The Mountain Goats, Jeffrey Lewis & The Jitters
This is about an apt a pairing as you’ll find all this week. Folk-singer … er, sorry, anti-folk-singer Jeffrey Lewis has made an unusual move this year by releasing an entire album of cover versions of one band’s output. 12 Crass Songs (Rough Trade) is just that, but much, much more. Lewis has leavened the of-course-they-fucking-do! vitriol of the Essex anarcho-communal punks with his own regular-guy warmth, to create a winning hybrid; the shout-along tunes retain their righteousness, but sound far less like pedantic polemics.
Headliner the Mountain Goats – basically lyricist-guitarist John Darnielle and bassist Peter Hughes, with supporting musicians – are touring a new and poignant disc, Heretic Pride (4AD).

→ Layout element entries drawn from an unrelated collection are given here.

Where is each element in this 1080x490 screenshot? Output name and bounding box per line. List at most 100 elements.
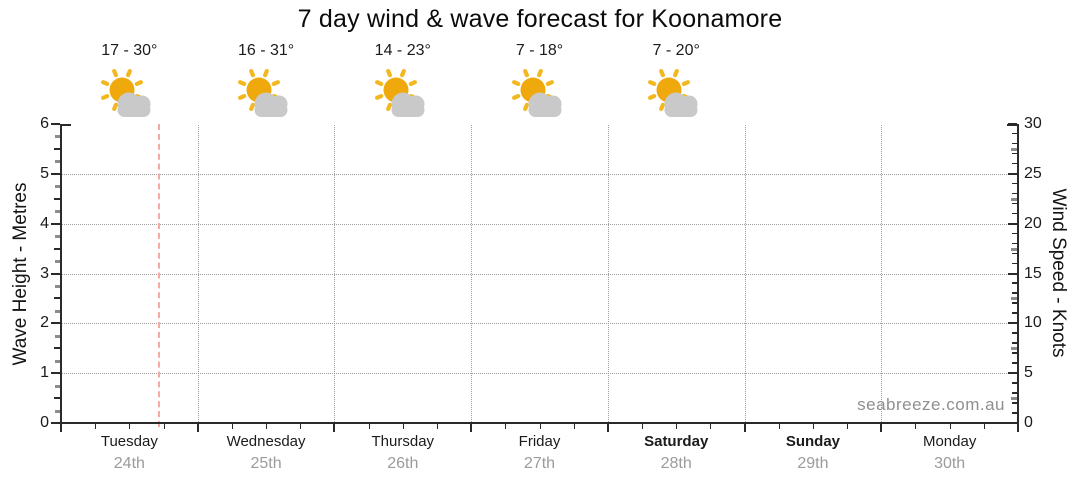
horizontal-gridline [62, 223, 1017, 225]
x-axis-minor-tick [983, 424, 985, 429]
x-axis-major-tick [196, 424, 199, 432]
horizontal-gridline [62, 173, 1017, 175]
day-date-label: 24th [113, 455, 145, 472]
sun-behind-cloud-icon [642, 68, 706, 121]
left-axis-minor-tick [55, 185, 60, 189]
x-axis-minor-tick [710, 424, 712, 429]
right-axis-major-tick [1008, 322, 1017, 325]
sun-behind-cloud-icon [369, 68, 433, 121]
x-axis-minor-tick [266, 424, 268, 429]
x-axis-major-tick [470, 424, 473, 432]
day-name-label: Wednesday [226, 433, 306, 450]
right-axis-minor-tick [1012, 282, 1017, 284]
x-axis-minor-tick [368, 424, 370, 429]
left-axis-minor-tick [55, 309, 60, 313]
right-axis-minor-tick [1012, 212, 1017, 215]
right-axis-minor-tick [1012, 202, 1017, 205]
right-axis-minor-tick [1012, 262, 1017, 265]
left-axis-mid-tick [54, 197, 60, 200]
x-axis-minor-tick [163, 424, 165, 429]
right-axis-major-tick [1008, 422, 1017, 424]
right-axis-tick-label: 25 [1024, 164, 1042, 182]
right-axis-minor-tick [1012, 342, 1017, 344]
day-temp-range: 7 - 20° [652, 42, 700, 59]
left-axis-mid-tick [54, 397, 60, 400]
right-axis-major-tick [1008, 222, 1017, 225]
right-axis-major-tick [1008, 172, 1017, 175]
left-axis-minor-tick [55, 235, 60, 239]
x-axis-minor-tick [676, 424, 678, 429]
day-name-label: Saturday [644, 433, 709, 450]
right-axis-minor-tick [1012, 182, 1017, 185]
x-axis-major-tick [333, 424, 336, 432]
x-axis-major-tick [880, 424, 883, 432]
left-axis-tick-label: 2 [40, 314, 49, 332]
day-date-label: 30th [934, 455, 966, 472]
right-axis-half-tick [1011, 147, 1017, 151]
day-name-label: Sunday [785, 433, 841, 450]
x-axis-major-tick [606, 424, 609, 432]
right-axis-half-tick [1011, 397, 1017, 401]
right-axis-major-tick [1008, 123, 1017, 125]
left-axis-minor-tick [55, 210, 60, 214]
day-name-label: Thursday [371, 433, 435, 450]
vertical-gridline [607, 125, 609, 422]
left-axis-minor-tick [55, 359, 60, 363]
x-axis-minor-tick [402, 424, 404, 429]
left-axis-minor-tick [55, 260, 60, 264]
right-axis-minor-tick [1012, 402, 1017, 404]
left-axis-minor-tick [55, 284, 60, 288]
x-axis-major-tick [1017, 424, 1019, 432]
right-axis-minor-tick [1012, 362, 1017, 364]
right-axis-tick-label: 20 [1024, 214, 1042, 232]
x-axis-minor-tick [129, 424, 131, 429]
left-axis-mid-tick [54, 247, 60, 250]
x-axis-minor-tick [778, 424, 780, 429]
day-name-label: Friday [518, 433, 561, 450]
horizontal-gridline [62, 323, 1017, 325]
left-axis-mid-tick [54, 147, 60, 150]
left-axis-top-cap [61, 124, 71, 126]
x-axis-minor-tick [300, 424, 302, 429]
right-axis-minor-tick [1012, 162, 1017, 165]
right-axis-minor-tick [1012, 252, 1017, 255]
day-name-label: Monday [922, 433, 977, 450]
right-axis-minor-tick [1012, 302, 1017, 304]
x-axis-minor-tick [642, 424, 644, 429]
right-axis-minor-tick [1012, 192, 1017, 195]
x-axis-minor-tick [539, 424, 541, 429]
day-temp-range: 17 - 30° [101, 42, 158, 59]
left-axis-mid-tick [54, 347, 60, 350]
day-date-label: 29th [797, 455, 829, 472]
sun-behind-cloud-icon [232, 68, 296, 121]
x-axis-minor-tick [505, 424, 507, 429]
right-axis-major-tick [1008, 372, 1017, 375]
right-axis-minor-tick [1012, 232, 1017, 235]
x-axis-major-tick [743, 424, 746, 432]
right-axis-half-tick [1011, 347, 1017, 351]
chart-title: 7 day wind & wave forecast for Koonamore [297, 5, 783, 33]
left-axis-major-tick [51, 123, 60, 125]
x-axis-major-tick [60, 424, 62, 432]
left-axis-minor-tick [55, 135, 60, 139]
vertical-gridline [471, 125, 473, 422]
left-axis-major-tick [51, 222, 60, 225]
right-axis-minor-tick [1012, 392, 1017, 394]
right-axis-tick-label: 5 [1024, 364, 1033, 382]
vertical-gridline [334, 125, 336, 422]
left-axis-mid-tick [54, 297, 60, 300]
day-temp-range: 16 - 31° [237, 42, 295, 59]
right-axis-minor-tick [1012, 142, 1017, 145]
left-axis-major-tick [51, 322, 60, 325]
left-axis-tick-label: 6 [40, 115, 49, 132]
left-axis-major-tick [51, 422, 60, 424]
vertical-gridline [881, 125, 883, 422]
x-axis-minor-tick [231, 424, 233, 429]
right-axis-top-cap [1007, 124, 1017, 126]
x-axis-minor-tick [95, 424, 97, 429]
seabreeze-watermark: seabreeze.com.au [857, 395, 1005, 414]
day-name-label: Tuesday [100, 433, 158, 450]
sun-behind-cloud-icon [506, 68, 570, 121]
right-axis-major-tick [1008, 272, 1017, 275]
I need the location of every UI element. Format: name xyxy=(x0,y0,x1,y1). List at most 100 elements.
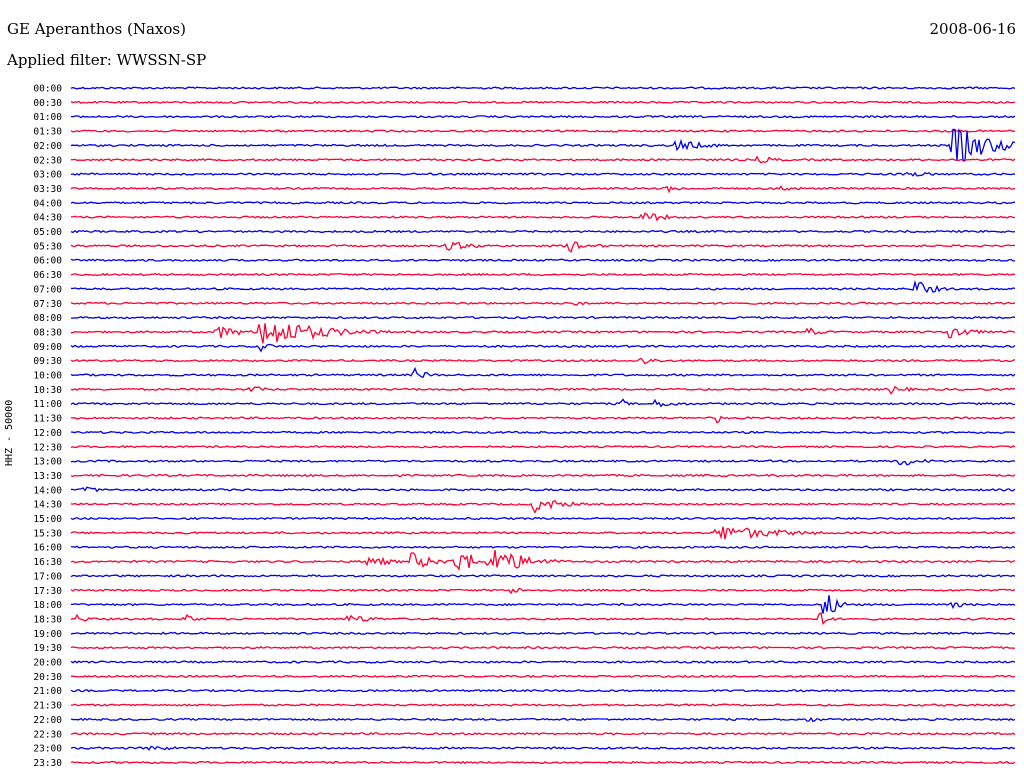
trace-0830 xyxy=(71,323,1016,344)
row-label-2030: 20:30 xyxy=(33,672,62,683)
trace-0100 xyxy=(70,115,1016,119)
trace-2200 xyxy=(70,716,1016,723)
trace-1100 xyxy=(70,398,1016,408)
row-label-0200: 02:00 xyxy=(33,141,62,152)
trace-0630 xyxy=(70,272,1016,277)
row-labels-group: 00:00 00:30 01:00 01:30 02:00 02:30 03:00 03:30… xyxy=(33,84,62,769)
trace-1500 xyxy=(70,516,1016,521)
row-label-1700: 17:00 xyxy=(33,571,62,582)
trace-2330 xyxy=(70,760,1016,765)
row-label-1800: 18:00 xyxy=(33,600,62,611)
trace-1130 xyxy=(70,415,1016,424)
trace-1730 xyxy=(70,587,1016,595)
row-label-1100: 11:00 xyxy=(33,399,62,410)
row-label-0800: 08:00 xyxy=(33,313,62,324)
row-label-2300: 23:00 xyxy=(33,744,62,755)
trace-2230 xyxy=(70,732,1016,736)
row-label-0630: 06:30 xyxy=(33,270,62,281)
row-label-2000: 20:00 xyxy=(33,658,62,669)
row-label-2230: 22:30 xyxy=(33,729,62,740)
row-label-0830: 08:30 xyxy=(33,327,62,338)
trace-1530 xyxy=(70,526,1016,540)
traces-group xyxy=(70,86,1016,765)
trace-0430 xyxy=(71,212,1016,222)
row-label-0700: 07:00 xyxy=(33,284,62,295)
trace-0000 xyxy=(70,86,1016,90)
row-label-0500: 05:00 xyxy=(33,227,62,238)
trace-2030 xyxy=(70,674,1016,679)
row-label-2330: 23:30 xyxy=(33,758,62,769)
trace-0500 xyxy=(70,229,1016,234)
trace-0530 xyxy=(70,241,1016,253)
trace-1800 xyxy=(70,595,1016,614)
row-label-2100: 21:00 xyxy=(33,686,62,697)
trace-0230 xyxy=(70,155,1016,164)
row-label-1400: 14:00 xyxy=(33,485,62,496)
trace-0800 xyxy=(71,315,1016,320)
trace-0730 xyxy=(70,301,1016,306)
trace-2000 xyxy=(70,660,1016,664)
row-label-0600: 06:00 xyxy=(33,256,62,267)
trace-1030 xyxy=(70,385,1016,395)
trace-1000 xyxy=(70,366,1016,379)
trace-1630 xyxy=(70,549,1016,572)
row-label-0100: 01:00 xyxy=(33,112,62,123)
trace-1930 xyxy=(70,645,1016,650)
trace-1600 xyxy=(70,545,1016,549)
trace-1400 xyxy=(70,486,1016,493)
row-label-1500: 15:00 xyxy=(33,514,62,525)
row-label-1730: 17:30 xyxy=(33,586,62,597)
trace-0600 xyxy=(70,258,1015,262)
trace-0400 xyxy=(70,201,1016,205)
row-label-1630: 16:30 xyxy=(33,557,62,568)
trace-0700 xyxy=(70,279,1016,294)
row-label-1130: 11:30 xyxy=(33,414,62,425)
row-label-0230: 02:30 xyxy=(33,155,62,166)
row-label-0300: 03:00 xyxy=(33,170,62,181)
trace-1830 xyxy=(70,611,1016,626)
row-label-0130: 01:30 xyxy=(33,127,62,138)
row-label-1300: 13:00 xyxy=(33,457,62,468)
trace-0900 xyxy=(70,343,1016,353)
row-label-0930: 09:30 xyxy=(33,356,62,367)
row-label-0000: 00:00 xyxy=(33,84,62,95)
trace-1330 xyxy=(70,473,1016,478)
row-label-1030: 10:30 xyxy=(33,385,62,396)
trace-0030 xyxy=(70,100,1016,105)
trace-1900 xyxy=(70,631,1016,636)
station-title: GE Aperanthos (Naxos) xyxy=(7,20,186,38)
trace-1700 xyxy=(70,574,1016,578)
row-label-0330: 03:30 xyxy=(33,184,62,195)
row-label-1930: 19:30 xyxy=(33,643,62,654)
row-label-0430: 04:30 xyxy=(33,213,62,224)
trace-1200 xyxy=(70,430,1016,435)
row-label-0400: 04:00 xyxy=(33,198,62,209)
row-label-2200: 22:00 xyxy=(33,715,62,726)
filter-label: Applied filter: WWSSN-SP xyxy=(7,51,207,69)
trace-2130 xyxy=(70,703,1016,707)
trace-1300 xyxy=(70,458,1016,466)
row-label-0730: 07:30 xyxy=(33,299,62,310)
trace-2100 xyxy=(70,688,1016,693)
trace-0930 xyxy=(70,357,1016,365)
row-label-1230: 12:30 xyxy=(33,442,62,453)
trace-2300 xyxy=(70,745,1015,751)
trace-0330 xyxy=(70,185,1016,194)
row-label-1200: 12:00 xyxy=(33,428,62,439)
row-label-1600: 16:00 xyxy=(33,543,62,554)
row-label-1900: 19:00 xyxy=(33,629,62,640)
trace-0130 xyxy=(70,129,1016,133)
row-label-1430: 14:30 xyxy=(33,500,62,511)
row-label-0530: 05:30 xyxy=(33,241,62,252)
row-label-0900: 09:00 xyxy=(33,342,62,353)
trace-0300 xyxy=(70,171,1016,177)
row-label-1830: 18:30 xyxy=(33,614,62,625)
trace-0200 xyxy=(70,128,1016,162)
row-label-1330: 13:30 xyxy=(33,471,62,482)
trace-1230 xyxy=(70,445,1016,449)
trace-1430 xyxy=(70,500,1016,514)
date-label: 2008-06-16 xyxy=(929,20,1016,38)
row-label-0030: 00:30 xyxy=(33,98,62,109)
row-label-2130: 21:30 xyxy=(33,701,62,712)
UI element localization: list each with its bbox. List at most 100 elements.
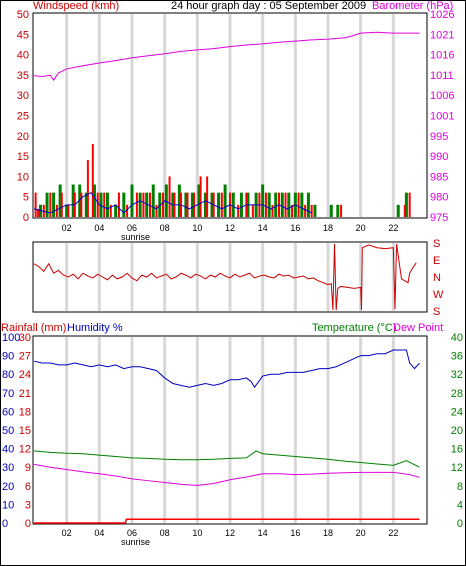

Darnielle has that Becker & Fagen-like way of talking around his subject matter: You’d never know he was singing songs about his chance encounters with chicks at death-metal clubs, or various odes to monsters and eerie things from the Goats’ delicate folk-rock tunes, and certainly not by Darnielle’s scrupulous avoidance of an outright explanation. (He saves those for the press notes.) But as far as lyrical eloquence in modern rock goes, there’s few who can currently touch him. (Tue.-Wed. at the Troubadour, 9081 Santa Monica Blvd., West Hollywood, 310-276-6168 or Troubadour.com.)